Credit and Rates Update
It's time to take a look at high-yield credit spreads and other issues in the international credit markets.
High-yield spreads have widened out by 20 bps in the past two weeks after tightening by 50 bps from the wides of the summer. A sensible reason is profit-taking. Additionally, investment grade spreads are also widening out by a few basis points after spending the past five months stuck in a 5 bp range. A large part of this is due to the avalanche of issuance scheduled for this week after a mostly dead August. There was $3 billion of HY issuance in the entire month of August, but almost four times that in the first week of September. Investment grade issuance was $58 billion last week -- the busiest wee of the entire year even though it was only four days!
A riskier short-term play would be to buy HY outright in about 10 days with the horizon of selling early next year. The expected total return is 4.9% if you keep an average duration of 7 assuming 45bps of spread tightening (from 395 to 350 - currently 388) and carry/rolldown over the 4.5 month term.
At that point, should the Fed still be on track for a mid-year 2015 hike, I am a seller.
Closed-end municipal bond funds have weakened significantly over the past five weeks, as much as 4% versus their underlying NAVs while the value of their portfolios has actually risen. Municipal bonds, on a spread basis, have the worst seasonality in September and that sentiment is being reflected in these funds. On average, these funds are running 3.64% below their annual median discount to NAV. Once negative Treasury seasonality ends in the second week of October, you can start looking at these funds from an investment perspective.
However, solely for the closed-end space, their weakest months of performance is December, but there most likely will not be tax-related selling this year.
Spreads on muni bonds are now fairly valued across the spectrum and even rich for the intermediate sector. For a similar level of liquidity, I'd prefer munis over high yield at the moment.
The differential between IG and HY spreads in the UK is now at a multi-year wide, as expected. This is purely a function of the portfolio balance channel. As the horizon on expected returns on cash begins to turn more positive, the investor class reduces its overall risk level and "rolls back in" on the risk curve. The easiest example is the IG/HY spread, shown in this chart:
Click to enlarge
The spread peaked a week after the bi-annual speech by Carney in June that shocked the UK interest rate markets.
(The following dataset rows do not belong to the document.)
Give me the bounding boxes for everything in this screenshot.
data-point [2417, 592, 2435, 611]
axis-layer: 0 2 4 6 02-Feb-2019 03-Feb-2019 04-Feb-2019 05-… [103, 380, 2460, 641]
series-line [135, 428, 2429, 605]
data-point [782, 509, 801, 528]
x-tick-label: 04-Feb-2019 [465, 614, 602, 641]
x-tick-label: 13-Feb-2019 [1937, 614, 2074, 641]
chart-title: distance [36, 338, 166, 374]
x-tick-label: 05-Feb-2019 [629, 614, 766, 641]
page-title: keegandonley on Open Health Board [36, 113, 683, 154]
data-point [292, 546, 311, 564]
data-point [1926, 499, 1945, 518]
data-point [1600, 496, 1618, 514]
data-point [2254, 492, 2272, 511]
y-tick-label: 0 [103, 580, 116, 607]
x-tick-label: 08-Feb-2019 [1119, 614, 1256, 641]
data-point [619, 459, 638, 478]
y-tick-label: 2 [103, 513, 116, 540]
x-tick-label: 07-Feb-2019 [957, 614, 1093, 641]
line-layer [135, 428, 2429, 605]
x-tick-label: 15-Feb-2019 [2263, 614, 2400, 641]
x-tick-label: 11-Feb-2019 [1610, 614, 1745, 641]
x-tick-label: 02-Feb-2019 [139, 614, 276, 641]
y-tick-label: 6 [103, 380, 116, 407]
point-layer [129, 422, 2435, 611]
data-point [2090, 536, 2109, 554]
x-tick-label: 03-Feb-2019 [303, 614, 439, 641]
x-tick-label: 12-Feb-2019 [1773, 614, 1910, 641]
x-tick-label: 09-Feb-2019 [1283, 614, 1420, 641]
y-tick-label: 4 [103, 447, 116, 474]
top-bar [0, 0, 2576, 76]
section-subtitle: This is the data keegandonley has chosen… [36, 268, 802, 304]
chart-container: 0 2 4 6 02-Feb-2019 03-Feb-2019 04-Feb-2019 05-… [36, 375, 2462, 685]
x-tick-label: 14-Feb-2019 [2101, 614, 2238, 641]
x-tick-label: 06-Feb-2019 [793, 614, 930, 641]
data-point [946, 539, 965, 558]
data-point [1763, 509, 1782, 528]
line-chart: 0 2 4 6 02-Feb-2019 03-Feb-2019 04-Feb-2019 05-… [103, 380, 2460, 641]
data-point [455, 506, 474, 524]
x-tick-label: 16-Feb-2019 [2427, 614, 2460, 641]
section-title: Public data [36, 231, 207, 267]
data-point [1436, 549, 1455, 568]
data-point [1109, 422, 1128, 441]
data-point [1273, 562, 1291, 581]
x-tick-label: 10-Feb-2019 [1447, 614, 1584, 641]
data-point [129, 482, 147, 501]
The lower-rated issuers, who have lower cash flows and higher debt ratios, are more subject to default-type events when the liquidity tap begins to tighten and investors move up in seniority or in ratings. I've found the best way to see this relationship in the market is looking at the spread between the 6th and 10th future money market rates to see how the market "tightens." If the Fed stays on the current course of a mid-year 2015 hike, then the interest rate markets predict that we'll experience this event near the end of January 2015.
That will provide an opportunity to buy HY CDS (even through the new ETFs) and sell IG CDS -- the easiest way to put the trade on. I have every intention of doing this trade, but we're still a few months away. A similar relationship is seen in UK small caps vs. large caps, which I assume will be present in the US as well.
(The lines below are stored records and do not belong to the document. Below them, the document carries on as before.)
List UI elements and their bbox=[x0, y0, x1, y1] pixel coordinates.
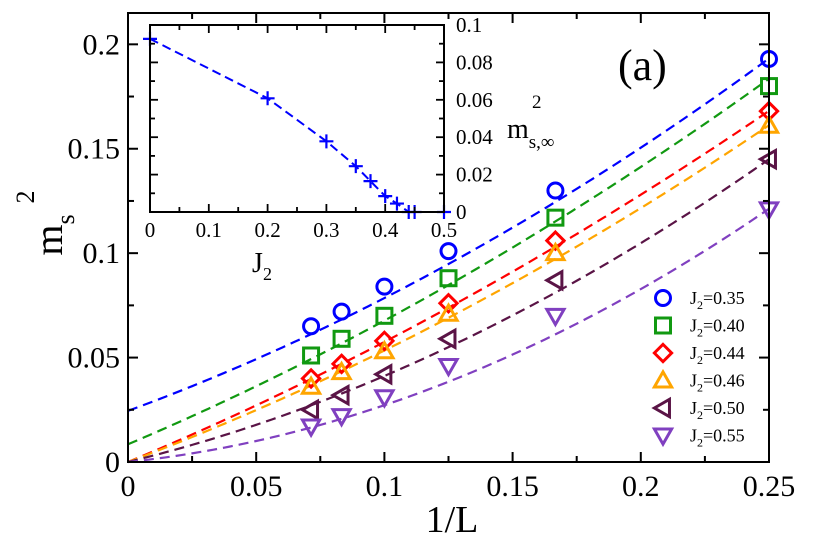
data-point-J2=0.46 bbox=[373, 339, 396, 360]
legend: J2=0.35 J2=0.40 J2=0.44 J2=0.46 J2=0.50 J2=0.… bbox=[651, 288, 745, 450]
legend-marker-J2=0.35 bbox=[654, 289, 672, 307]
y-tick-label: 0 bbox=[105, 446, 120, 479]
legend-label: J2=0.50 bbox=[690, 398, 745, 422]
legend-label: J2=0.35 bbox=[690, 288, 745, 312]
data-point-J2=0.55 bbox=[544, 307, 567, 328]
inset-data-point bbox=[260, 91, 275, 106]
data-point-J2=0.55 bbox=[437, 357, 460, 378]
data-point-J2=0.35 bbox=[375, 277, 394, 296]
inset-chart: 0 0.1 0.2 0.3 0.4 0.500.020.040.060.080.1 J2 … bbox=[143, 13, 554, 284]
inset-background bbox=[150, 25, 444, 212]
data-point-J2=0.55 bbox=[330, 408, 353, 428]
y-tick-label: 0.2 bbox=[83, 28, 121, 61]
data-point-J2=0.50 bbox=[372, 363, 393, 386]
fit-line-J2=0.35 bbox=[127, 57, 770, 412]
inset-y-tick-label: 0.08 bbox=[456, 50, 493, 74]
legend-marker-J2=0.44 bbox=[652, 342, 674, 364]
fit-line-J2=0.55 bbox=[127, 207, 770, 464]
legend-marker-J2=0.40 bbox=[654, 316, 672, 335]
inset-x-tick-label: 0.2 bbox=[254, 218, 280, 242]
inset-y-label-sup: 2 bbox=[532, 92, 542, 113]
inset-x-tick-label: 0.5 bbox=[431, 218, 457, 242]
inset-y-axis-label: ms,∞ 2 bbox=[507, 92, 554, 153]
legend-label: J2=0.46 bbox=[690, 371, 745, 395]
data-point-J2=0.50 bbox=[436, 327, 457, 350]
legend-label: J2=0.55 bbox=[690, 426, 745, 450]
data-point-J2=0.40 bbox=[302, 346, 321, 365]
x-tick-label: 0 bbox=[121, 470, 136, 503]
data-point-J2=0.46 bbox=[437, 302, 460, 322]
data-point-J2=0.50 bbox=[543, 269, 564, 292]
x-tick-label: 0.25 bbox=[743, 470, 796, 503]
inset-y-label-sub: s,∞ bbox=[529, 132, 555, 153]
inset-x-tick-label: 0 bbox=[145, 218, 156, 242]
y-axis-label: ms 2 bbox=[11, 191, 80, 256]
legend-marker-J2=0.55 bbox=[651, 427, 675, 448]
data-point-J2=0.44 bbox=[300, 367, 322, 390]
data-point-J2=0.50 bbox=[757, 147, 777, 171]
y-tick-label: 0.1 bbox=[83, 237, 121, 270]
x-axis-label: 1/L bbox=[426, 499, 479, 537]
inset-data-point bbox=[363, 174, 378, 189]
legend-marker-J2=0.46 bbox=[651, 368, 675, 389]
data-point-J2=0.44 bbox=[544, 229, 567, 252]
data-point-J2=0.44 bbox=[330, 353, 353, 375]
inset-x-tick-label: 0.3 bbox=[313, 218, 339, 242]
data-point-J2=0.35 bbox=[546, 181, 565, 200]
x-tick-label: 0.15 bbox=[486, 470, 539, 503]
data-point-J2=0.50 bbox=[299, 398, 320, 422]
data-markers bbox=[299, 49, 781, 439]
legend-label: J2=0.40 bbox=[690, 316, 745, 340]
main-axis-ticks: 0 0.05 0.1 0.15 0.2 0.25 0 0.05 0.1 0.15 0.2 bbox=[68, 13, 796, 503]
inset-data-point bbox=[389, 196, 404, 211]
legend-label: J2=0.44 bbox=[690, 343, 745, 367]
data-point-J2=0.55 bbox=[299, 418, 323, 439]
data-point-J2=0.46 bbox=[299, 375, 323, 395]
inset-y-tick-label: 0.06 bbox=[456, 88, 493, 112]
inset-x-tick-label: 0.4 bbox=[372, 218, 399, 242]
fit-line-J2=0.50 bbox=[127, 158, 770, 464]
data-point-J2=0.44 bbox=[437, 292, 460, 315]
data-point-J2=0.50 bbox=[329, 383, 350, 407]
data-point-J2=0.40 bbox=[332, 329, 351, 348]
data-point-J2=0.40 bbox=[375, 306, 394, 325]
inset-x-tick-label: 0.1 bbox=[196, 218, 222, 242]
inset-y-tick-label: 0.04 bbox=[456, 125, 493, 149]
data-point-J2=0.35 bbox=[439, 242, 458, 261]
y-tick-label: 0.05 bbox=[68, 342, 121, 375]
y-axis-label-base: m bbox=[26, 225, 71, 256]
inset-y-label-base: m bbox=[507, 114, 529, 145]
inset-x-axis-label: J2 bbox=[252, 248, 272, 284]
inset-data-point bbox=[348, 159, 363, 174]
y-tick-label: 0.15 bbox=[68, 133, 121, 166]
data-point-J2=0.44 bbox=[373, 330, 396, 352]
data-point-J2=0.46 bbox=[330, 360, 353, 381]
inset-data-point bbox=[378, 189, 393, 204]
data-point-J2=0.46 bbox=[544, 241, 567, 262]
data-point-J2=0.35 bbox=[332, 302, 351, 321]
svg-text:ms: ms bbox=[26, 214, 80, 255]
y-axis-label-sub: s bbox=[51, 214, 80, 224]
inset-data-point bbox=[319, 134, 334, 149]
svg-text:ms,∞: ms,∞ bbox=[507, 114, 554, 153]
x-tick-label: 0.2 bbox=[622, 470, 660, 503]
data-point-J2=0.35 bbox=[302, 317, 321, 336]
x-tick-label: 0.1 bbox=[366, 470, 404, 503]
y-axis-label-sup: 2 bbox=[11, 191, 40, 204]
panel-label: (a) bbox=[618, 41, 667, 90]
inset-y-tick-label: 0.02 bbox=[456, 163, 493, 187]
inset-y-tick-label: 0 bbox=[456, 200, 467, 224]
inset-y-tick-label: 0.1 bbox=[456, 13, 482, 37]
data-point-J2=0.40 bbox=[546, 208, 565, 227]
x-tick-label: 0.05 bbox=[230, 470, 283, 503]
fit-line-J2=0.46 bbox=[127, 124, 770, 464]
data-point-J2=0.40 bbox=[439, 269, 458, 288]
legend-marker-J2=0.50 bbox=[651, 396, 671, 420]
data-point-J2=0.55 bbox=[373, 389, 396, 409]
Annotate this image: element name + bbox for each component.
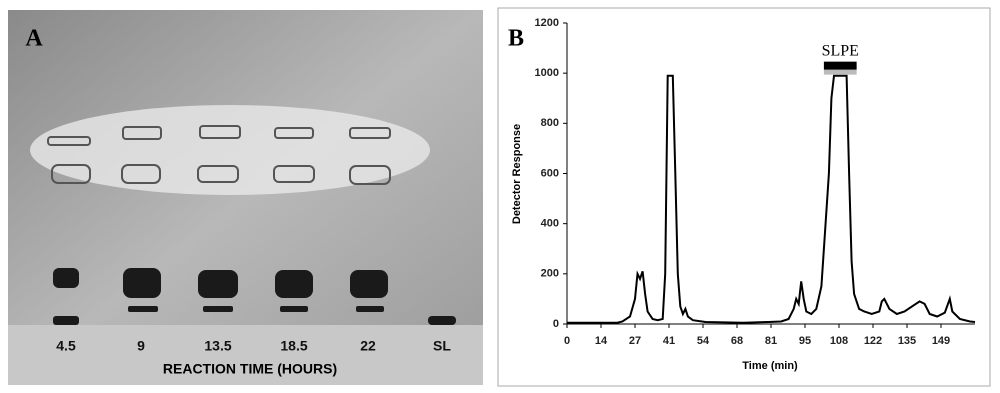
x-tick-label: 95	[799, 335, 811, 347]
x-tick-label: 27	[629, 335, 641, 347]
lane-label: 9	[137, 338, 145, 354]
x-tick-label: 122	[864, 335, 882, 347]
lane-label: 13.5	[204, 338, 231, 354]
lane-label: 22	[360, 338, 376, 354]
x-axis-title: Time (min)	[742, 360, 798, 372]
annotation-text: SLPE	[822, 42, 859, 59]
y-axis-title: Detector Response	[511, 124, 523, 224]
x-tick-label: 54	[697, 335, 710, 347]
x-tick-label: 149	[932, 335, 950, 347]
x-axis-title: REACTION TIME (HOURS)	[163, 361, 337, 377]
y-tick-label: 1000	[535, 67, 559, 79]
x-tick-label: 135	[898, 335, 916, 347]
y-tick-label: 1200	[535, 17, 559, 29]
y-tick-label: 0	[553, 318, 559, 330]
y-tick-label: 200	[541, 268, 559, 280]
tlc-plate	[8, 10, 483, 385]
y-tick-label: 800	[541, 117, 559, 129]
y-tick-label: 600	[541, 167, 559, 179]
panel-label: A	[25, 26, 43, 52]
x-tick-label: 68	[731, 335, 743, 347]
x-tick-label: 0	[564, 335, 570, 347]
x-tick-label: 81	[765, 335, 777, 347]
y-tick-label: 400	[541, 218, 559, 230]
lane-label: 4.5	[56, 338, 76, 354]
panel-frame	[497, 7, 991, 387]
x-tick-label: 14	[595, 335, 608, 347]
fraction-bar-shadow	[823, 69, 857, 75]
fraction-bar	[823, 61, 857, 70]
x-tick-label: 41	[663, 335, 675, 347]
chromatogram-line	[567, 74, 976, 324]
lane-label: 18.5	[280, 338, 307, 354]
lane-label: SL	[433, 338, 451, 354]
panel-label: B	[508, 26, 524, 52]
x-tick-label: 108	[830, 335, 848, 347]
A few clarifications/counterpoints that were brought up by a few people regarding the above on the UK. I don't know if the trade is due to the Scotland, but it would be extremely peculiar if it was since the trend has existed for more than three months. Also, I don't know the size of the UK debt markets (IG and HY) with regards to it being an idiosyncratic experience. I also am not sure if moving in along the risk curve will affect EM debt as well (dollars would be repatriated) because the correlation has not existed recently.